Dizem que as ruas na Europa estão vivas, mas mortas na América. Estão errados. Nada poderá ser mais intenso, electrificante, turbulento e vital que as ruas de Nova Iorque. Elas estão cheias de multidões, movimento e publicidade, cada qual por sua vez agressiva ou casual. Há milhões de pessoas na rua, deambulando, despreocupadas, violentas, como se não tivessem nada melhor para fazer – e sem dúvida não têm mais que fazer – do que produzir o cenário permanente da cidade. Há música em todo o lado; a actividade é intensa, relativamente violenta, e silenciosa (não é a actividade agitada e teatral que se encontra na Itália). (…) A rua americana não terá, talvez, conhecido estes momentos históricos [comparação com a Europa], mas é sempre turbulenta, vivaz, cinética e cinemática, tal como o próprio país, onde o palco especificamente histórico e político conta pouco, mas onde a mudança, quer incitada pela tecnologia, diferenças raciais ou os média, assume formas virulentas: a sua violência é a própria violência do modo de viver.

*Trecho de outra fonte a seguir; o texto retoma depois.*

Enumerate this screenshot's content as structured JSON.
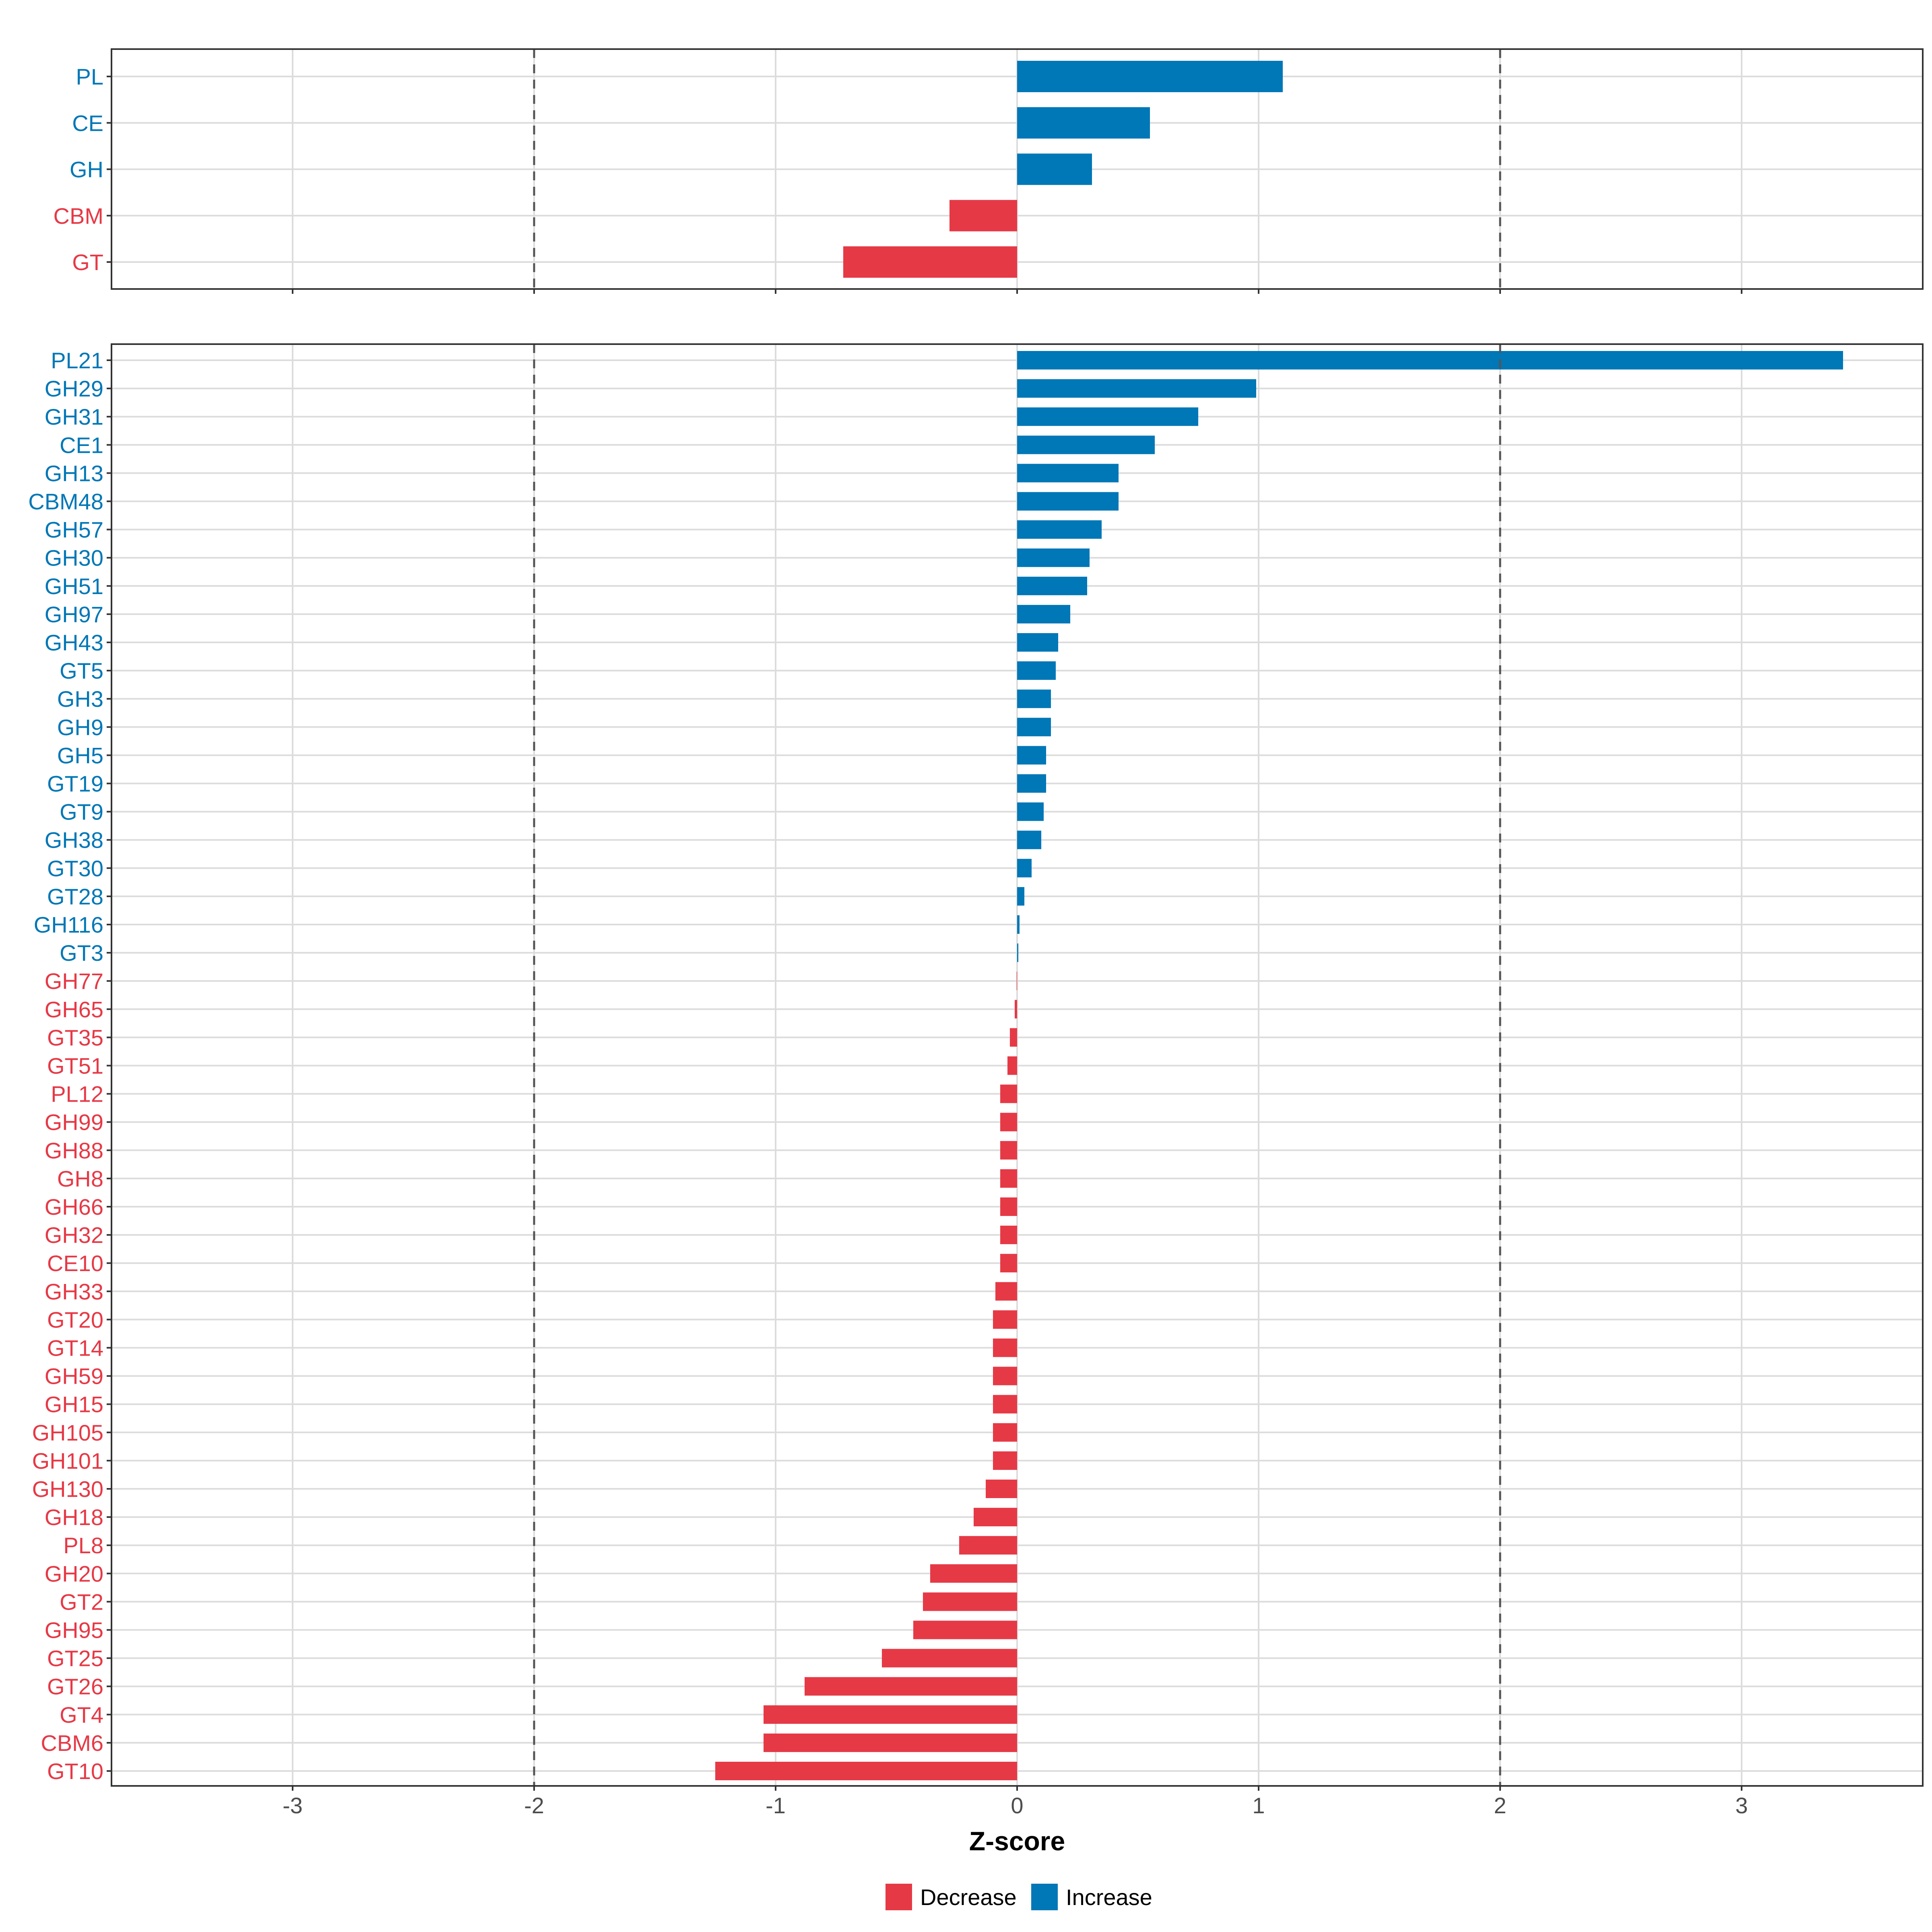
{
  "chart_data": [
    {
      "type": "bar",
      "orientation": "horizontal",
      "panel": "top",
      "categories": [
        "PL",
        "CE",
        "GH",
        "CBM",
        "GT"
      ],
      "values": [
        1.1,
        0.55,
        0.31,
        -0.28,
        -0.72
      ],
      "xlim": [
        -3.75,
        3.75
      ],
      "reference_lines": [
        -2,
        2
      ],
      "grid": true
    },
    {
      "type": "bar",
      "orientation": "horizontal",
      "panel": "bottom",
      "categories": [
        "PL21",
        "GH29",
        "GH31",
        "CE1",
        "GH13",
        "CBM48",
        "GH57",
        "GH30",
        "GH51",
        "GH97",
        "GH43",
        "GT5",
        "GH3",
        "GH9",
        "GH5",
        "GT19",
        "GT9",
        "GH38",
        "GT30",
        "GT28",
        "GH116",
        "GT3",
        "GH77",
        "GH65",
        "GT35",
        "GT51",
        "PL12",
        "GH99",
        "GH88",
        "GH8",
        "GH66",
        "GH32",
        "CE10",
        "GH33",
        "GT20",
        "GT14",
        "GH59",
        "GH15",
        "GH105",
        "GH101",
        "GH130",
        "GH18",
        "PL8",
        "GH20",
        "GT2",
        "GH95",
        "GT25",
        "GT26",
        "GT4",
        "CBM6",
        "GT10"
      ],
      "values": [
        3.42,
        0.99,
        0.75,
        0.57,
        0.42,
        0.42,
        0.35,
        0.3,
        0.29,
        0.22,
        0.17,
        0.16,
        0.14,
        0.14,
        0.12,
        0.12,
        0.11,
        0.1,
        0.06,
        0.03,
        0.01,
        0.005,
        -0.002,
        -0.01,
        -0.03,
        -0.04,
        -0.07,
        -0.07,
        -0.07,
        -0.07,
        -0.07,
        -0.07,
        -0.07,
        -0.09,
        -0.1,
        -0.1,
        -0.1,
        -0.1,
        -0.1,
        -0.1,
        -0.13,
        -0.18,
        -0.24,
        -0.36,
        -0.39,
        -0.43,
        -0.56,
        -0.88,
        -1.05,
        -1.05,
        -1.25
      ],
      "xlim": [
        -3.75,
        3.75
      ],
      "x_ticks": [
        -3,
        -2,
        -1,
        0,
        1,
        2,
        3
      ],
      "x_tick_labels": [
        "-3",
        "-2",
        "-1",
        "0",
        "1",
        "2",
        "3"
      ],
      "reference_lines": [
        -2,
        2
      ],
      "grid": true,
      "xlabel": "Z-score"
    }
  ],
  "legend": {
    "position": "bottom",
    "items": [
      {
        "label": "Decrease",
        "color": "#E63946"
      },
      {
        "label": "Increase",
        "color": "#0077B6"
      }
    ]
  },
  "colors": {
    "decrease": "#E63946",
    "increase": "#0077B6",
    "grid": "#dcdcdc",
    "reference_line": "#555555"
  }
}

Tal é o redemoinho da cidade, tão grande é a sua força centrífuga, que seria necessária força sobre-humana para imaginar viver como um casal e partilhar a vida com alguém em Nova Iorque. Apenas as tribos, gangues, máfias, sociedades secretas e comunidades perversas conseguem sobreviver, mas não casais. Esta é a anti-Arca. Na primeira Arca, os animais vinham dois a dois para salvar as espécies do grande dilúvio. Aqui nesta fabulosa arca, cada qual vem sozinho – cabe-lhe a ele ou ela em cada noite encontrar os últimos sobreviventes para a última festa.
Em Nova Iorque, os loucos foram libertados. Uma vez na cidade são difíceis de distinguir do resto dos punks, drogados, viciados ou desalinhados que a habitam. É difícil de ver porque numa cidade tão louca como esta se manteria os seus loucos nas sombras, porque se retiraria de circulação espécimes de uma loucura que na verdade, nas suas mais variadas formas, tomou conta de toda a cidade.”
[Excertos de “New York” de America; Jean Baudrillard; 1986 (minha tradução, minha foto)]
Porque é que o Jean Baudrillard é sempre tão certeiro naquilo que escreve, com o seu sarcasmo inigualável? Mesmo mais de 20 anos depois do texto original dificilmente conseguiria sumariar tão bem muitas das minhas impressões desta cidade.